First, notice who is not on the steering committee. No +Duncan…no +Iker…no +Schofield…no +Beckwith…
Now, notice who is on it. As Brad Drell rightly points out, all of the people who signed the “Windsor” letter ordain women.
What does this mean? It’s too soon to tell. The way I connect the dots, though, it would seem the FiF dioceses may be trying to leave, aligning themselves with Nigeria. But something smells fishy here; ++Akinola is a protestant…
I have always contended that the groups aligned against the current Episcopal leadership are only aligned in what they are against–not in what they are for–and that this does not bode well for their continuation as an organized structure. I would not be surprised if this latest bit of news does not herald the end of the Network as we know it.
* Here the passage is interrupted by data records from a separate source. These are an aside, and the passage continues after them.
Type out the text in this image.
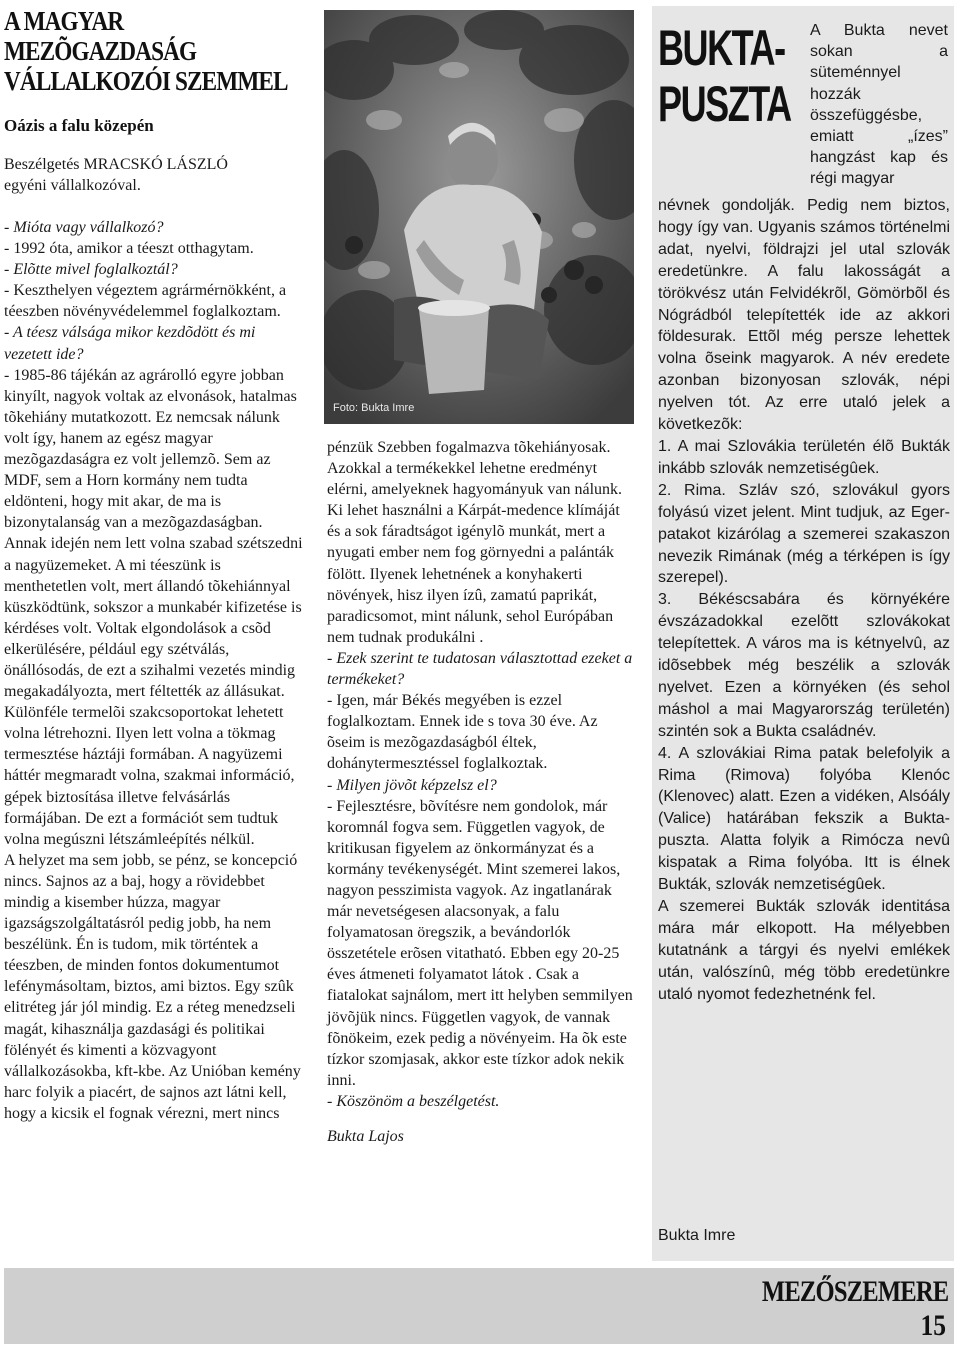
A MAGYAR MEZÕGAZDASÁG
VÁLLALKOZÓI SZEMMEL
Oázis a falu közepén
Beszélgetés MRACSKÓ LÁSZLÓ
egyéni vállalkozóval.

- Mióta vagy vállalkozó?

- 1992 óta, amikor a téeszt otthagytam.

- Elõtte mivel foglalkoztál?

- Keszthelyen végeztem agrármérnökként, a téeszben növényvédelemmel foglalkoztam.

- A téesz válsága mikor kezdõdött és mi vezetett ide?

- 1985-86 tájékán az agrárolló egyre jobban kinyílt, nagyok voltak az elvonások, hatalmas tõkehiány mutatkozott. Ez nemcsak nálunk volt így, hanem az egész magyar mezõgazdaságra ez volt jellemzõ. Sem az MDF, sem a Horn kormány nem tudta eldönteni, hogy mit akar, de ma is bizonytalanság van a mezõgazdaságban. Annak idején nem lett volna szabad szétszedni a nagyüzemeket. A mi téeszünk is menthetetlen volt, mert állandó tõkehiánnyal küszködtünk, sokszor a munkabér kifizetése is kérdéses volt. Voltak elgondolások a csõd elkerülésére, például egy szétválás, önállósodás, de ezt a szihalmi vezetés mindig megakadályozta, mert féltették az állásukat. Különféle termelõi szakcsoportokat lehetett volna létrehozni. Ilyen lett volna a tökmag termesztése háztáji formában. A nagyüzemi háttér megmaradt volna, szakmai információ, gépek biztosítása illetve felvásárlás formájában. De ezt a formációt sem tudtuk volna megúszni létszámleépítés nélkül.

A helyzet ma sem jobb, se pénz, se koncepció nincs. Sajnos az a baj, hogy a rövidebbet mindig a kisember húzza, magyar igazságszolgáltatásról pedig jobb, ha nem beszélünk. Én is tudom, mik történtek a téeszben, de minden fontos dokumentumot lefénymásoltam, biztos, ami biztos. Egy szûk elitréteg jár jól mindig. Ez a réteg menedzseli magát, kihasználja gazdasági és politikai fölényét és kimenti a közvagyont vállalkozásokba, kft-kbe. Az Unióban kemény harc folyik a piacért, de sajnos azt látni kell, hogy a kicsik el fognak vérezni, mert nincs

Foto: Bukta Imre

pénzük Szebben fogalmazva tõkehiányosak. Azokkal a termékekkel lehetne eredményt elérni, amelyeknek hagyományuk van nálunk. Ki lehet használni a Kárpát-medence klímáját és a sok fáradtságot igénylõ munkát, mert a nyugati ember nem fog görnyedni a palánták fölött. Ilyenek lehetnének a konyhakerti növények, hisz ilyen ízû, zamatú paprikát, paradicsomot, mint nálunk, sehol Európában nem tudnak produkálni .

- Ezek szerint te tudatosan választottad ezeket a termékeket?

- Igen, már Békés megyében is ezzel foglalkoztam. Ennek ide s tova 30 éve. Az õseim is mezõgazdaságból éltek, dohánytermesztéssel foglalkoztak.

- Milyen jövõt képzelsz el?

- Fejlesztésre, bõvítésre nem gondolok, már koromnál fogva sem. Független vagyok, de kritikusan figyelem az önkormányzat és a kormány tevékenységét. Mint szemerei lakos, nagyon pesszimista vagyok. Az ingatlanárak már nevetségesen alacsonyak, a falu folyamatosan öregszik, a bevándorlók összetétele erõsen vitatható. Ebben egy 20-25 éves átmeneti folyamatot látok . Csak a fiatalokat sajnálom, mert itt helyben semmilyen jövõjük nincs. Független vagyok, de vannak fõnökeim, ezek pedig a növényeim. Ha õk este tízkor szomjasak, akkor este tízkor adok nekik inni.

- Köszönöm a beszélgetést.

Bukta Lajos

BUKTA-
PUSZTA
A Bukta nevet sokan a süteménnyel hozzák összefüggésbe, emiatt „ízes” hangzást kap és régi magyar

névnek gondolják. Pedig nem biztos, hogy így van. Ugyanis számos történelmi adat, nyelvi, földrajzi jel utal szlovák eredetünkre. A falu lakosságát a törökvész után Felvidékrõl, Gömörbõl és Nógrádból telepítették ide az akkori földesurak. Ettõl még persze lehettek volna õseink magyarok. A név eredete azonban bizonyosan szlovák, népi nyelven tót. Az erre utaló jelek a következõk:

1. A mai Szlovákia területén élõ Bukták inkább szlovák nemzetiségûek.

2. Rima. Szláv szó, szlovákul gyors folyású vizet jelent. Mint tudjuk, az Eger-patakot kizárólag a szemerei szakaszon nevezik Rimának (még a térképen is így szerepel).

3. Békéscsabára és környékére évszázadokkal ezelõtt szlovákokat telepítettek. A város ma is kétnyelvû, az idõsebbek még beszélik a szlovák nyelvet. Ezen a környéken (és sehol máshol a mai Magyarország területén) szintén sok a Bukta családnév.

4. A szlovákiai Rima patak belefolyik a Rima (Rimova) folyóba Klenóc (Klenovec) alatt. Ezen a vidéken, Alsóály (Valice) határában fekszik a Bukta-puszta. Alatta folyik a Rimócza nevû kispatak a Rima folyóba. Itt is élnek Bukták, szlovák nemzetiségûek.

A szemerei Bukták szlovák identitása mára már elkopott. Ha mélyebben kutatnánk a tárgyi és nyelvi emlékek után, valószínû, még több eredetünkre utaló nyomot fedezhetnénk fel.

Bukta Imre
MEZŐSZEMERE
15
Will FIF provinces submit to CANA discipline? They–or at least their leadership–might prefer to jump to the RCC. But that still sounds like mere phantasy.
It might be that Akinola is calling their bluff–he really does want them in CANA, and in going full-steam ahead, he forces them to choose, in effect, for him or against him.
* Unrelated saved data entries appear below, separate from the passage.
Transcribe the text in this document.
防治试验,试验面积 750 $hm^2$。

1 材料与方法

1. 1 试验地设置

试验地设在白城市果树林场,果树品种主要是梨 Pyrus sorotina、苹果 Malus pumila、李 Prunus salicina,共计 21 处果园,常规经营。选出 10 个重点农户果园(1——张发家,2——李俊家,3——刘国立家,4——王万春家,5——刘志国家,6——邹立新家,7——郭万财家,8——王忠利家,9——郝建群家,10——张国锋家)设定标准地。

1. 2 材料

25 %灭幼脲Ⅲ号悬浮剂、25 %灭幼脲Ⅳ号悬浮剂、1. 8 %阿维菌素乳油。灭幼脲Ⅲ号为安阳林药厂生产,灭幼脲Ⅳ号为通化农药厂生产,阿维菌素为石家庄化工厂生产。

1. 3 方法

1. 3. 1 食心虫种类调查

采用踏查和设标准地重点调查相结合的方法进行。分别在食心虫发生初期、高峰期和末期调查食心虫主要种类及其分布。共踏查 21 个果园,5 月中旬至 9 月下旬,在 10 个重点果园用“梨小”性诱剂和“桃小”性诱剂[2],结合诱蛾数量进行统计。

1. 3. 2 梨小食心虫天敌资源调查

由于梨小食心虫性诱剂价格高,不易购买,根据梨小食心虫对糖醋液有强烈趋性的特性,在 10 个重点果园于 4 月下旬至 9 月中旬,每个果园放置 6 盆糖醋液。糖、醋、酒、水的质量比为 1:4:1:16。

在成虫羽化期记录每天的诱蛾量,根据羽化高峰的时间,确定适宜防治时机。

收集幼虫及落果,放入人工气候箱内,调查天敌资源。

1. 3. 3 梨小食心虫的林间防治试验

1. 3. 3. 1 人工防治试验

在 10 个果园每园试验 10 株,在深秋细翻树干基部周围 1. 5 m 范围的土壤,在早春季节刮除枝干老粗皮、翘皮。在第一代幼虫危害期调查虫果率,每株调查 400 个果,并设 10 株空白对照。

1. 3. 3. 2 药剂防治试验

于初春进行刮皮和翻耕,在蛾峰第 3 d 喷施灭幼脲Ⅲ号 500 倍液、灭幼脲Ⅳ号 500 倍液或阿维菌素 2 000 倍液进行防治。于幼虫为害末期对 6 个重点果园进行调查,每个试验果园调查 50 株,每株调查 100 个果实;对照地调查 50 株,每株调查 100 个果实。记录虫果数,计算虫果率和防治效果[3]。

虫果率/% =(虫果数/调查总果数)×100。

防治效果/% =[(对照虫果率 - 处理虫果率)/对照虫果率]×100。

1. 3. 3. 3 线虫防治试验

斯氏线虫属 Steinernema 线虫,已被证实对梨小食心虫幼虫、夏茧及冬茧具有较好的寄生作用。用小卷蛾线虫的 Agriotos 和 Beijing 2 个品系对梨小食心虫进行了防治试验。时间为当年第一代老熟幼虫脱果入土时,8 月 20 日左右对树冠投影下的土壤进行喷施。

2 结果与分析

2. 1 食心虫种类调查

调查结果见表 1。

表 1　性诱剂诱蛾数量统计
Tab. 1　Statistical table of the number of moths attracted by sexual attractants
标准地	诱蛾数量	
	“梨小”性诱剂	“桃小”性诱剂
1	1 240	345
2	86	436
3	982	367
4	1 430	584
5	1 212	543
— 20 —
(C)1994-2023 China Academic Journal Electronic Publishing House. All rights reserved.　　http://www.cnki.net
After all, their not joining CANA weakens the realingment effort *for everyone* at least in the short term. That is, CANA has pre-empted any other plausible parallel organization that the others, who presumably do not wish to add to the alphabet soup, might have preferred to set up themselves.
There has been talk about absorption of the dioceses into the Anglican Use. But I simply can’t see that happening. No matter how gung-ho Anglo-Catholics the bishops and many of the clergy may be, I cannot see the people in the pews being willing to move en masse to Rome, especially given the Calvinism afoot in much of the realignment movement.